Horizon Strikes Again

No. Gil is just a value in a database, a database which is generated by software that is completely homebrewed and protected by emulation precedent. "Their coders" aren't relevant cause the software private servers use isn't in any way made by Square. None of that code is theirs.

That's why editing the client itself is where the issues begin. That software IS their property. A majority of servers don't do this (they just use whatever the most recent retail version is) but the bigger ones tend to have custom clients to change how the game looks.

Even though that client is free to users, you aren't free to edit and disperse it for money as a distributor. That's where IP theft begins.

You'd basically be arguing that you're providing the option to connect to a server, or selling database changes on the server.
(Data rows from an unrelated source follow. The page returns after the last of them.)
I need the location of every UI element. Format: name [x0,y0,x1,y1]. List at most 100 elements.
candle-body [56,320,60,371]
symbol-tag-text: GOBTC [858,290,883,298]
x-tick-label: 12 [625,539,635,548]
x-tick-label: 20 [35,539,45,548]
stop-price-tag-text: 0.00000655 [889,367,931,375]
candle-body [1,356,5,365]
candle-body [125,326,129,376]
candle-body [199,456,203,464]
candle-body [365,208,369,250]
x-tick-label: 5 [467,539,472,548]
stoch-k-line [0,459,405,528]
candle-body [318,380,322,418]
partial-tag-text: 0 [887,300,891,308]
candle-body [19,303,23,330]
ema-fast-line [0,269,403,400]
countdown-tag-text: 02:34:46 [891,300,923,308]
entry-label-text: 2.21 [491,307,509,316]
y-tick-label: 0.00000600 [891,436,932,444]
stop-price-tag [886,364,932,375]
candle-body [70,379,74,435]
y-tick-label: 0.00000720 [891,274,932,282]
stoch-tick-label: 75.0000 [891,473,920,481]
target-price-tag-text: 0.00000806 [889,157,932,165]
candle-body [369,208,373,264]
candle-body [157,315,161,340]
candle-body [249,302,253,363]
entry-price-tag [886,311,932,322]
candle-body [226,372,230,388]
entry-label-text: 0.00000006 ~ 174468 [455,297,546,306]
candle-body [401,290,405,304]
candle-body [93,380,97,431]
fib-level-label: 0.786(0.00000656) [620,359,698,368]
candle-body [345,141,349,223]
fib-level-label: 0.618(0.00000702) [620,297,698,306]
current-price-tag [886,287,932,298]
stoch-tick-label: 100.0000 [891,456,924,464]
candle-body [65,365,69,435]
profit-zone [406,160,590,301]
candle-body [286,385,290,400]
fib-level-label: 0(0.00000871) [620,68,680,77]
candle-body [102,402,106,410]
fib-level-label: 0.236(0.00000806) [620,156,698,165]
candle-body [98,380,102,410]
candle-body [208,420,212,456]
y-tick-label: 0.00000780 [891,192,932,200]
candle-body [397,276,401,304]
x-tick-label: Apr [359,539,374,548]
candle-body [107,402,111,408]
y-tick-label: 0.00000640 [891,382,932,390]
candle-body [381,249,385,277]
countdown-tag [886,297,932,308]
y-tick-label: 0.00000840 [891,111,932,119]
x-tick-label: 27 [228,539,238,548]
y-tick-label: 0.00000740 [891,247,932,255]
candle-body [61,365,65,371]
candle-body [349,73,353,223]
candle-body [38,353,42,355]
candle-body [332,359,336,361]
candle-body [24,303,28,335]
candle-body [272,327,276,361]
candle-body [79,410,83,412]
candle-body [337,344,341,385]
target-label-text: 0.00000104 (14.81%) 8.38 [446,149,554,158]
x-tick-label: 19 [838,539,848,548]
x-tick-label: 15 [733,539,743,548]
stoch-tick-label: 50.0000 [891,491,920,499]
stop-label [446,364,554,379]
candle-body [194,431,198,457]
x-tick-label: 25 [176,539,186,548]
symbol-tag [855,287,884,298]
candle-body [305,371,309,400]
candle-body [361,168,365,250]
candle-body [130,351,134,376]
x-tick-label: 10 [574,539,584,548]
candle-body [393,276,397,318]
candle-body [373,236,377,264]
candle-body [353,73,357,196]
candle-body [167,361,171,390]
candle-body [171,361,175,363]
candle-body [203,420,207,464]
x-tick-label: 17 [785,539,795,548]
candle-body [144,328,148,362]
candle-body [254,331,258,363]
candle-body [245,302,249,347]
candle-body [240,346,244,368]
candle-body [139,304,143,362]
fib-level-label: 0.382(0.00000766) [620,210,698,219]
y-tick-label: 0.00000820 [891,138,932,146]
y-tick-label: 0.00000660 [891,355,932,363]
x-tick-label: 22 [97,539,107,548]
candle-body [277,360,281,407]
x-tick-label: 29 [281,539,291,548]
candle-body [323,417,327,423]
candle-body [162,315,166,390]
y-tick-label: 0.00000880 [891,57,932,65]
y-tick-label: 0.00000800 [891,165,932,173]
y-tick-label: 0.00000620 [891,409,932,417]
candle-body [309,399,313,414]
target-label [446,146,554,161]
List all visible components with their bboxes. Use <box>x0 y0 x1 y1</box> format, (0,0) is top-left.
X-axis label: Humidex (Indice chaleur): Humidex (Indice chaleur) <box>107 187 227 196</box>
Because you're not providing the client, it's up to the user to decide how to connect, and any copyright infringement is done on their part.

As long as you aren't distributing any of SE's intellectual property, the server itself is probably legal. Case law on this is relatively limited, and in most jurisdictions a judge would have difficulty understanding the details enough to rule properly. So, even if it's theoretically OK, it's something that would require considerable due diligence to be sure of.

I don't think anyone here is actually a lawyer and can fairly advise on the legality of it, but this is the prevailing understanding afaik.

You're confusing distribution with licensing. There is no shortage of freely downloadable software that is only legal to use with the purchase of a license key and/or an ongoing subscription.

The download page specifically states that downloading the client is free, but playing the game is not. Any group that promotes or supports using/modifying the official SE client to play without a registration code or subscription is on thin legal ice no matter what backend software they use.

I am not confusing them at all. There are servers - like Horizon - that take the client, edit it to remove Square Enix branding, as well as apply their own edits, etc. over the top, and then they serve that client to their players via their own custom launcher. This is cut and dry distributon.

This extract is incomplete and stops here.